Tuesday, November 1, 2022

Lobtards

 Saturday night your narrator was once again invited by Secret Skipper to head out in search of the not-so-elusive California spiny lobster.

We were concerned that Saturday might produce a crowd, but we were buoyed by a weather forecast that called for brisk weather at our island destination.

Connor and Sarah begged out of another invite because they were throwing a Halloween party.  Tommy had been ill, needed to sleep and was forbidden by WendyJo from going on a boat (where he historically sleeps more than at any other venue). David had a big day planned into the afternoon at a pumpkin patch, so once again our potential crew was unavailable.  It would be just the two of us trying to find 14 bugs that were big enough to eat.

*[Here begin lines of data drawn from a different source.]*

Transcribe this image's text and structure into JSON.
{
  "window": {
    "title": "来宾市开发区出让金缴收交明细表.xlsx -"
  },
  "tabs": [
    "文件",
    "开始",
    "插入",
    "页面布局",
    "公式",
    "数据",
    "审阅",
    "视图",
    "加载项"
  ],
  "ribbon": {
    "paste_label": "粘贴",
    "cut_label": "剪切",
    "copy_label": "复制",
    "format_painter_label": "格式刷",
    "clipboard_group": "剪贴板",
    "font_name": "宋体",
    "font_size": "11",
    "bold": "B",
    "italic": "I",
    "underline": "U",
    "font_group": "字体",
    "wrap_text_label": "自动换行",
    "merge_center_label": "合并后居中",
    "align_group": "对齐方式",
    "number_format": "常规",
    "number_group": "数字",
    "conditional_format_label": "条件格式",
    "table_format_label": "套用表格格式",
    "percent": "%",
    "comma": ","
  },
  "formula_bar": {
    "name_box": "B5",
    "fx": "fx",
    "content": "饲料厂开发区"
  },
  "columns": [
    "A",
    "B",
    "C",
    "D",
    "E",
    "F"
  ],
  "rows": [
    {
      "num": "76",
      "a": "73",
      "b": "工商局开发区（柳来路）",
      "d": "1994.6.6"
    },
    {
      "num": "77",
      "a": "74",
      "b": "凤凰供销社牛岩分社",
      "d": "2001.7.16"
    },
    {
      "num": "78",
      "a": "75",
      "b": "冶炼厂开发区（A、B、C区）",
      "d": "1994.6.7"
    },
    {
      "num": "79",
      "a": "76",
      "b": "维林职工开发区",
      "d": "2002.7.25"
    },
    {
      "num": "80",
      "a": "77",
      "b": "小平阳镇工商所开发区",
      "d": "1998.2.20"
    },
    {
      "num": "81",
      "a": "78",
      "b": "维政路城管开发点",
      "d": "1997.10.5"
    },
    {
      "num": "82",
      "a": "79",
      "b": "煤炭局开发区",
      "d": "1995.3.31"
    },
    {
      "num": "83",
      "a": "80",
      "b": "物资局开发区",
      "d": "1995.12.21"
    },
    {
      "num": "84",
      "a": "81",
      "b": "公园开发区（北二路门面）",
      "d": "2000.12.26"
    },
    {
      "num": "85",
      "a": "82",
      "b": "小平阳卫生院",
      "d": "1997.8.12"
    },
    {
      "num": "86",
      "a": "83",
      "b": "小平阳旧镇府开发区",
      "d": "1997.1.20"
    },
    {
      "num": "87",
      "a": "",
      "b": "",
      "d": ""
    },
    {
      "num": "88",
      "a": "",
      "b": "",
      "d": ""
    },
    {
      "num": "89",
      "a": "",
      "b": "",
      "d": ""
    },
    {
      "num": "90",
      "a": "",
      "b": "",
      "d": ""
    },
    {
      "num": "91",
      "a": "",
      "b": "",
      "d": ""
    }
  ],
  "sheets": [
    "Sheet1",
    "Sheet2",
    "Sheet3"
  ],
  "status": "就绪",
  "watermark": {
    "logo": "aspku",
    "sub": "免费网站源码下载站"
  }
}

We skipped our usual load of live sardines and went with the frozen as we made our way to Pedro light and the gap in the breakwater.  

We were nearly intercepted by a pirate ship that was bearing down on us as we exited the Cabrillo Marina Channel.   The Captain got on a bullhorn and ordered us to hove to and surrender.

We turned down the radio and told him that if he expected us to stop, he would need to grow a pair - of outboards.  Then we saluted his vessel and gunned it to the west.

We hit a moderate amount of wind chop in the San Pedro Channel, so we were held to less than 20 mph on the way over.

Because of our relative success in the shallower sets over the last two-plus seasons, we decided to reduce the length of our two deepest 300 footers down to 100 feet by coiling and zip-tying 200 feet of it in a bundle on the counter-sunk side of the float.  It turned out the matted coil had so much buoyancy that we had to clip-in another hefty sinker get it to counter-sink so that the tag end would neither float nor drag down to the bottom.

We set three 200 footers at about 160-170 feet, one 250 footer at 189 and the 150 at about 120.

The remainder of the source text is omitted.